HAMS, vous connaissez?

Le volet assainissement public du PEPAM-BA arrive à terme avec, entre autre, la construction d’une centaine d’édicules dans 61 écoles primaires situées au sein des quatre régions du Bassin Arachidier. En aval du volet infrastructures se déroule une importante campagne de « sensibilisation et formation ».

Ce sont les enseignants des écoles primaires concernées qui sont la cible de ces formations HAMS portant sur l’Hygiène et l’Assainissement en Milieu Scolaire. Deux formations ont lieu par région, accueillant chacune une vingtaine de participants: enseignant(e)s, directeurs/trices et inspecteurs de l’éducation nationale. Un consultant, expert en matière d’eau, d’assainissement et hygiène, assure à chaque fois une formation dynamique et participative d’une durée de trois jours.

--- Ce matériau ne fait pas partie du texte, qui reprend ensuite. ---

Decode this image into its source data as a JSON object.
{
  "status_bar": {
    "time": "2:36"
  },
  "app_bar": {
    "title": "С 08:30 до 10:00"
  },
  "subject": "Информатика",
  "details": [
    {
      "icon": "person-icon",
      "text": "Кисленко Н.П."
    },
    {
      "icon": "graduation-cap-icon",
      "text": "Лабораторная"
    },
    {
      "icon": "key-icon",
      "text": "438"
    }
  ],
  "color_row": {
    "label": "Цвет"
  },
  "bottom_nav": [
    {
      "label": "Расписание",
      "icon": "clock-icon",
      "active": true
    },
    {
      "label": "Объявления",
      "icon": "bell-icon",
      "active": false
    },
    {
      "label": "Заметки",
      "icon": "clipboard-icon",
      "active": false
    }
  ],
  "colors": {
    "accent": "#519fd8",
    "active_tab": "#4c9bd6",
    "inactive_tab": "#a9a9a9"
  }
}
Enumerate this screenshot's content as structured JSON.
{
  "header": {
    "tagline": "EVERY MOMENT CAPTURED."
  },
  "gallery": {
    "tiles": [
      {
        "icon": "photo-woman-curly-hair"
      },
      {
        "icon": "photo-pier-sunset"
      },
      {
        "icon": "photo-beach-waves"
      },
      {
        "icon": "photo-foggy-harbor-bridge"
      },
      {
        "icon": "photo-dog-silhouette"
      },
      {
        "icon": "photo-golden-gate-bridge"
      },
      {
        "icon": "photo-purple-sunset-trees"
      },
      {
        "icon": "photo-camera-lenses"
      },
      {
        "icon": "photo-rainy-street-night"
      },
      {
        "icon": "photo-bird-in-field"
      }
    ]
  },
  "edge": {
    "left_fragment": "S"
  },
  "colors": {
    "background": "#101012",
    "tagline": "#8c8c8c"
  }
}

L’objectif de cette série de modules est double. Le premier est d’outiller les enseignants d’une méthodologie leur permettant d’aborder les questions d’hygiène, eau et assainissement avec leurs élèves de façon à inciter ces derniers à analyser eux-mêmes les problèmes et à y trouver des solutions; ce qui ne peut que susciter un changement de comportement plus favorable à l’hygiène, tant à l’école qu’au sein de la famille. Quant au deuxième objectif de cette formation, il est de discuter et de réfléchir sur la façon de gérer et d’entretenir les toilettes nouvellement construites et ce, au sein des comités de gestion impliquant tous les acteurs concernés.

   

Lors du premier exercice, le formateur a divisé les participants en sous-groupes pour qu’ils échangent sur les principales difficultés rencontrées dans leurs écoles, liées aux thématiques de l’assainissement et de l’hygiène; le but étant de les faire réfléchir sur les causes, conséquences et surtout sur les différentes solutions de prévention. Un deuxième exercice a été réalisé à partir des différents outils-images confectionnés spécialement pour les sensibiliser aux bonnes pratiques. Ces images ont été introduites et discutées par thème, citons par exemple le lavage des mains, l’entretien des toilettes, la conservation et consommation de l’eau, ou encore les voies de contamination et barrières sur le péril fécal.

Le fil conducteur de la formation était l’intégration de la dimension genre. En termes d’infrastructures, deux blocs d’édicules ont été construits par école: un bloc pour les filles et un bloc pour les garçons. Et quant à l’entretien des édicules, les outils-images montrent systématiquement des filles et des garçons qui s’impliquent dans l’entretien des toilettes, il en va de même pour les affiches conçues pour la promotion du projet dans les écoles.

La dernière journée de la formation est consacrée à la mise en œuvre du projet dans les écoles. Un brainstorming a permis de réfléchir à l’installation des comités de gestion et de définir leur composition ainsi qu’aux rôles et responsabilités des différents membres scolaires et extrascolaires. Ainsi, dès leur retour, les enseignant(e)s peuvent procéder à la mise en place de ces comités dans leurs écoles respectives.

Dans les semaines à venir, le PEPAM-BA organisera des visites dans les différentes écoles afin de vérifier la démultiplication des formations auprès des autres enseignants, le mise en place des comités de gestion et d’évaluer les progrès réalisés au niveau de l’hygiène et de l’entretien dans les écoles.

Notez aussi qu’un concours «école propre » sera organisé dans chaque région de notre zone d’intervention pour valoriser les écoles qui se seront montrées les « meilleurs élèves » de ces formations.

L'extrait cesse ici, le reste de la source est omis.